Com técnicas de restauração florestal e práticas sustentáveis agrícolas, 77,2 mil hectares de áreas perdidas poderiam ser recuperadas e gerar um valor adicionado de R$ 23,5 milhões ao ano, no longo prazo, distribuídos entre oito municípios mais afetados.

Além disso, o esforço resultaria em redução de 281,2 mil toneladas de emissões de gases-estufa.

Essas são as grandes linhas do relatório de oportunidades de restauração, de 108 páginas, encomendado ao instituto WRI-Brasil. Foi aplicada a metodologia global Roam, de avaliação de recuperação de áreas degradadas, ouvindo as comunidades locais das regiões mais afetadas da bacia do Gualaxo do Norte, afluente do rio Doce.

Existem mais de mil propriedades rurais ao longo da calha do rio Doce. O foco inicial foi na região que concentra 230 proprietários. "Começamos onde o impacto foi mais intenso", diz Vitor Hermeto Coutinho Campos, especialista do Programa de Uso Sustentável da Terra da Renova e líder do projeto. A iniciativa buscou "integrar a produção e a conservação, reinventando o território", como ele diz.

A ideia é aumentar o valor econômico da atividade agropecuária, tradicional na região, com práticas sustentáveis e de baixa emissão de carbono, adicionando renda com produtos madeireiros e não-madeireiros. Há ainda benefícios indiretos, como melhoria da qualidade da água, solo e clima, cita Mariana Oliveira, pesquisadora de restauração do WRI Brasil.

Depois do desastre, os produtores perderam sua terra para a lama, principalmente áreas próximas ao rio, onde o boi costumava pastar e tomar água, diz Coutinho Campos. A recuperação tinha que respeitar as normas do Código Florestal, com plantio de mata ciliar e áreas de preservação ambiental (APPs). O desafio está em adequar o produtor à legislação e aumentar sua renda com novas práticas.

A região tem histórico de degradação com séculos de exploração de ouro e pecuária de baixa produtividade, diz Rafael Feltran-Barbieri, economista do WRI Brasil. "Não basta recuperar, porque isso está na lei. O produtor precisa produzir. Já havia degradação secular do uso extensivo do solo", segue. "Depois da desgraça, é possível fazer algo que não só repare o dano, mas dê nova perspectiva às pessoas."
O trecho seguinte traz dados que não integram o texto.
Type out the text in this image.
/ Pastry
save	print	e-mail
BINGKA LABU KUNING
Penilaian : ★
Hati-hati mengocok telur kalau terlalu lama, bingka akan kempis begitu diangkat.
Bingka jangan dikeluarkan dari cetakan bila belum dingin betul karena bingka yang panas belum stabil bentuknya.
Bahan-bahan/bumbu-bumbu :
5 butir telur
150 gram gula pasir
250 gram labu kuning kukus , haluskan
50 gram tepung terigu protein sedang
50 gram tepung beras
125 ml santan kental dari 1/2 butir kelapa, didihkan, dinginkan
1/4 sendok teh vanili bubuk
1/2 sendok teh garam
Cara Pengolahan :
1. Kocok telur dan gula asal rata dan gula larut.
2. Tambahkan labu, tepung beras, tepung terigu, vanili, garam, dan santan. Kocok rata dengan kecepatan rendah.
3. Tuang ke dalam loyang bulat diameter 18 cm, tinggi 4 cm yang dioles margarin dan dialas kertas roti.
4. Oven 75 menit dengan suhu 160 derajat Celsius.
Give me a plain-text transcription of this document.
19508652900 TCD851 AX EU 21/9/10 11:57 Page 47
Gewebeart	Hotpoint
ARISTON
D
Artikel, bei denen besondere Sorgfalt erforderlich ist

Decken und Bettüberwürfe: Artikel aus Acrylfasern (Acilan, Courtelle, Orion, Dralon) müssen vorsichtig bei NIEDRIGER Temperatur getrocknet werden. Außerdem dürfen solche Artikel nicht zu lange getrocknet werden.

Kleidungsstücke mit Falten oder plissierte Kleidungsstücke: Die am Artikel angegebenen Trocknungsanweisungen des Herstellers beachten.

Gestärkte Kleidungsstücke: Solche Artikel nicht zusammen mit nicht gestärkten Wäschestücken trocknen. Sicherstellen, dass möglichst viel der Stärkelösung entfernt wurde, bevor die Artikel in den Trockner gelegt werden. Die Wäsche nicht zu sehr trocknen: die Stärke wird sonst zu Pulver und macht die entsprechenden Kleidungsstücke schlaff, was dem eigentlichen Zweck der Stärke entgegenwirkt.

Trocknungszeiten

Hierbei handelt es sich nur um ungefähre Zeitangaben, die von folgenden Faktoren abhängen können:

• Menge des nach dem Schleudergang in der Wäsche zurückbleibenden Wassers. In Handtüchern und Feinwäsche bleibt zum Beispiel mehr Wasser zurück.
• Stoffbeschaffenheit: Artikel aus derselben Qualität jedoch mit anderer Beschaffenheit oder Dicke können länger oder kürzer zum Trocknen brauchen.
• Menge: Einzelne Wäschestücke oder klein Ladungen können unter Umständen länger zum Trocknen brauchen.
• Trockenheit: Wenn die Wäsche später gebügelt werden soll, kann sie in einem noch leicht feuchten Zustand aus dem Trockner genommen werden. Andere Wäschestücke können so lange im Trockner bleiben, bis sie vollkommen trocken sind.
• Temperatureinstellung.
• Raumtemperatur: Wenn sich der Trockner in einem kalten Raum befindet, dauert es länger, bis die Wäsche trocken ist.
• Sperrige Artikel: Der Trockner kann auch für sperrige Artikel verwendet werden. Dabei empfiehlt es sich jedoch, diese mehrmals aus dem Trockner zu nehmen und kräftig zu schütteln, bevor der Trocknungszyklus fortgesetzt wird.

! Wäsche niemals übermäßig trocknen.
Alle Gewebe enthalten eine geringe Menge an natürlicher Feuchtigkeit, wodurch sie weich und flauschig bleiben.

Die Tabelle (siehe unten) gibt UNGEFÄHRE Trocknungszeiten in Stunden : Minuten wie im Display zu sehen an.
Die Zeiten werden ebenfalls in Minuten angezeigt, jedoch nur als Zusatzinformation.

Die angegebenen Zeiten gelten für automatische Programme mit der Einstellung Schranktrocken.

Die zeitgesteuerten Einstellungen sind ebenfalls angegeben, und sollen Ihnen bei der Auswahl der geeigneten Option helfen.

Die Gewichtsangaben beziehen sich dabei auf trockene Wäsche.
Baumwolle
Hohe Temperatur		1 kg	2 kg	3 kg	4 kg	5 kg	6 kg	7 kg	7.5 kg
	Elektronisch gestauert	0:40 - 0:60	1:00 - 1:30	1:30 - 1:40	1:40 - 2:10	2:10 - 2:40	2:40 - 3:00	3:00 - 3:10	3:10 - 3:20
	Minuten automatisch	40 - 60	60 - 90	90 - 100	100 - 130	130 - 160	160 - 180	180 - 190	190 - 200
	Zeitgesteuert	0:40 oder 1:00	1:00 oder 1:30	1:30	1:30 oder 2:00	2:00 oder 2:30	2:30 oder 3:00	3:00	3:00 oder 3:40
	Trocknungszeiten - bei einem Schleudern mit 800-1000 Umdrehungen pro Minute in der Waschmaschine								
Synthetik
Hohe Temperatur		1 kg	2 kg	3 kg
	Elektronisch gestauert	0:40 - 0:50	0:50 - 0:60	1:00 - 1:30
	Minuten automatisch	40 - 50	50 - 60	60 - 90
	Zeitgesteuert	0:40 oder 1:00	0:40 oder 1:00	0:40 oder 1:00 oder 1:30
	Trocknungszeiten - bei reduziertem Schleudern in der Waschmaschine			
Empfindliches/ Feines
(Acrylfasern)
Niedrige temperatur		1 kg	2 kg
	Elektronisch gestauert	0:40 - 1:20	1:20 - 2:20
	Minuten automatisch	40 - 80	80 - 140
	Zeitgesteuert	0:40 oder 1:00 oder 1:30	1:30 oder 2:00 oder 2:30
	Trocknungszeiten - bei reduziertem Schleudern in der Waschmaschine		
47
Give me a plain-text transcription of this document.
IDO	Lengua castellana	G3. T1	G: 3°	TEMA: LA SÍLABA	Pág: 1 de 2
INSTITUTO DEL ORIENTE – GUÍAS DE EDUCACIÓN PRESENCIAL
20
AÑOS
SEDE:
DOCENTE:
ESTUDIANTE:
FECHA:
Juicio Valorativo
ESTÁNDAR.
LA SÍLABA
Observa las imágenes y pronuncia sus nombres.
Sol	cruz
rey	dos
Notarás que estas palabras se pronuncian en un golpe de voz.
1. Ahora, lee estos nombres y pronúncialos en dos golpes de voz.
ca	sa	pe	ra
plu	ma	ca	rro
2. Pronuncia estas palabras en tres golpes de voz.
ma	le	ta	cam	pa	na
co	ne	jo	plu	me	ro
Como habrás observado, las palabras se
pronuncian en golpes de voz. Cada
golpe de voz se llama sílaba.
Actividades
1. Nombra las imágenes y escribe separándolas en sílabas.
A pecuária extensiva, além da renda limitada, "depende cada vez mais de insumos e tem externalidades associadas como o assoreamento do rio, os custos de tratamento de água, a falta de resiliência da propriedades", lembra Coutinho Campos, da Renova.

Os bois foram colocados em áreas menores e se faz rodízio das áreas, para aumentar a produtividade. Um dos proprietários está conseguindo aumentar a renda com plantio de abacate. Há potencial para sistemas agroflorestais, silvicultura com espécies nativas e pastagens ecológicas. Um exemplo é a diversificação de árvores nativas como candeia, guapuruvu e jequitibá, e utilizá-las, no futuro, para produção de óleos e madeira.

"O contexto dessa região é de muito conflito, uma agenda muito delicada", diz Mariana, líder do projeto pelo WRI. A vocação da região é florestal e leiteira. A iniciativa quer construir casos de negócios e cadeias de produtos, ampliando a comercialização. O estudo está sendo levado às prefeituras para incentivar políticas públicas.